Quatrième idée : Ils fondent leur espoir dans les nouvelles technologies et ouvrent un cabinet en télé-consultation. 

Nous y voila. La télémédecine est perçue par beaucoup de monde comme LA réponse idéale au problèmes de déserts médicaux. Voyons un peu de quoi il est question.

Pour comprendre la télémédecine en quelques secondes, je vous invite à découvrir en quoi consiste la télémédecine dans cette petite vidéo que j’ai bricolée pour vous aider.

La télémédecine, comment ça marche ?

La télémédecine est un système de consultation à distance qui permet à une personne n’ayant pas la possibilité de se déplacer dans un cabinet médical pour une consultation en présentiel de bénéficier d’une consultation à distance.

En télémédecine, il y a donc un nouvel acteur qui s’immisce entre le patient et le médecin : le service numérique qui relie les deux !

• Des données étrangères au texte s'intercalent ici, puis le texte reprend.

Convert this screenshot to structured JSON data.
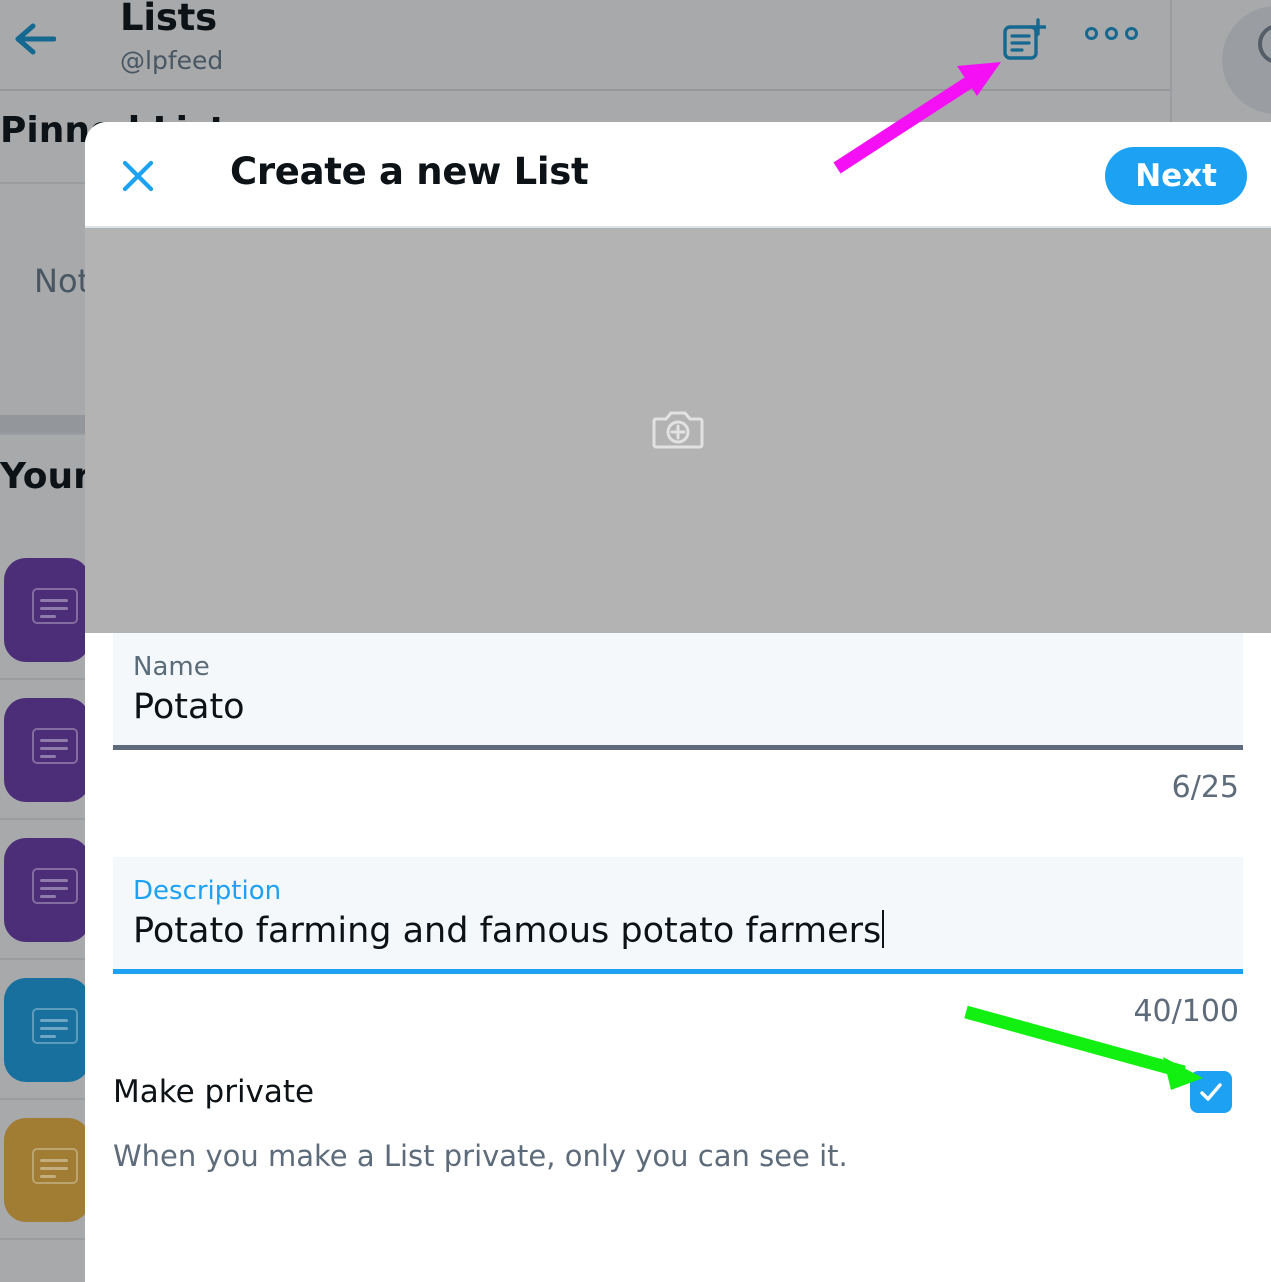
{
  "background": {
    "back_icon": "back-arrow-icon",
    "title": "Lists",
    "handle": "@lpfeed",
    "new_list_icon": "new-list-icon",
    "more_icon": "more-options-icon",
    "pinned_heading": "Pinned Lists",
    "pinned_empty": "Nothing to see here — yet",
    "your_heading": "Your Lists",
    "list_items": [
      {
        "thumb_color": "#4c2d77",
        "name": "list-thumbnail"
      },
      {
        "thumb_color": "#4c2d77",
        "name": "list-thumbnail"
      },
      {
        "thumb_color": "#4c2d77",
        "name": "list-thumbnail"
      },
      {
        "thumb_color": "#18709f",
        "name": "list-thumbnail"
      },
      {
        "thumb_color": "#a07d33",
        "name": "list-thumbnail"
      }
    ]
  },
  "modal": {
    "close_label": "×",
    "close_icon": "close-icon",
    "title": "Create a new List",
    "next_label": "Next",
    "banner": {
      "camera_icon": "camera-add-icon",
      "bg_color": "#b3b3b3"
    },
    "name_field": {
      "label": "Name",
      "value": "Potato",
      "placeholder": "Name",
      "counter": "6/25",
      "focused": false
    },
    "description_field": {
      "label": "Description",
      "value": "Potato farming and famous potato farmers",
      "placeholder": "Description",
      "counter": "40/100",
      "focused": true
    },
    "private": {
      "title": "Make private",
      "description": "When you make a List private, only you can see it.",
      "checked": true,
      "check_icon": "checkmark-icon"
    }
  },
  "annotations": [
    {
      "name": "magenta-arrow",
      "color": "#f50ff5",
      "points_to": "new-list-icon"
    },
    {
      "name": "green-arrow",
      "color": "#12f012",
      "points_to": "make-private-checkbox"
    }
  ],
  "colors": {
    "accent": "#1da1f2",
    "field_bg": "#f4f8fa",
    "muted_text": "#5d6b7a",
    "magenta": "#f50ff5",
    "green": "#12f012"
  }
}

Car le marché est libéralisé et le remboursement de ces consultations par la Sécurité sociale depuis septembre 2018 a comme effet une croissance de l’offre de services, par une multitude de plateformes aux services équivalents.

Pourquoi les services de télémédecine sont-ils équivalents ?

Pour deux raisons :

  1. Pour des raisons de périmètre : compte tenu de la sensibilité des données échangées, l’activité est réglementée et les opérateurs qui souhaitent proposer une liaison de télémédecine à des patients isolés doit montrer patte blanche à l’ARS, la CNIL et l’Ordre des Médecins. Elle doit en outre stocker ses données chez un hébergeur certifé par la Haute Autorité de Santé (HAS).
  2. Pour des raisons de remboursement : Le service ne sera accepté par les Français que s’il offre une prestation à un tarif équivalent à celui de la médecine de ville et si le coût est pris en charge par la Sécu et les mutuelles. Les services doivent donc proposer des services au prix « médecine de ville conventionnée »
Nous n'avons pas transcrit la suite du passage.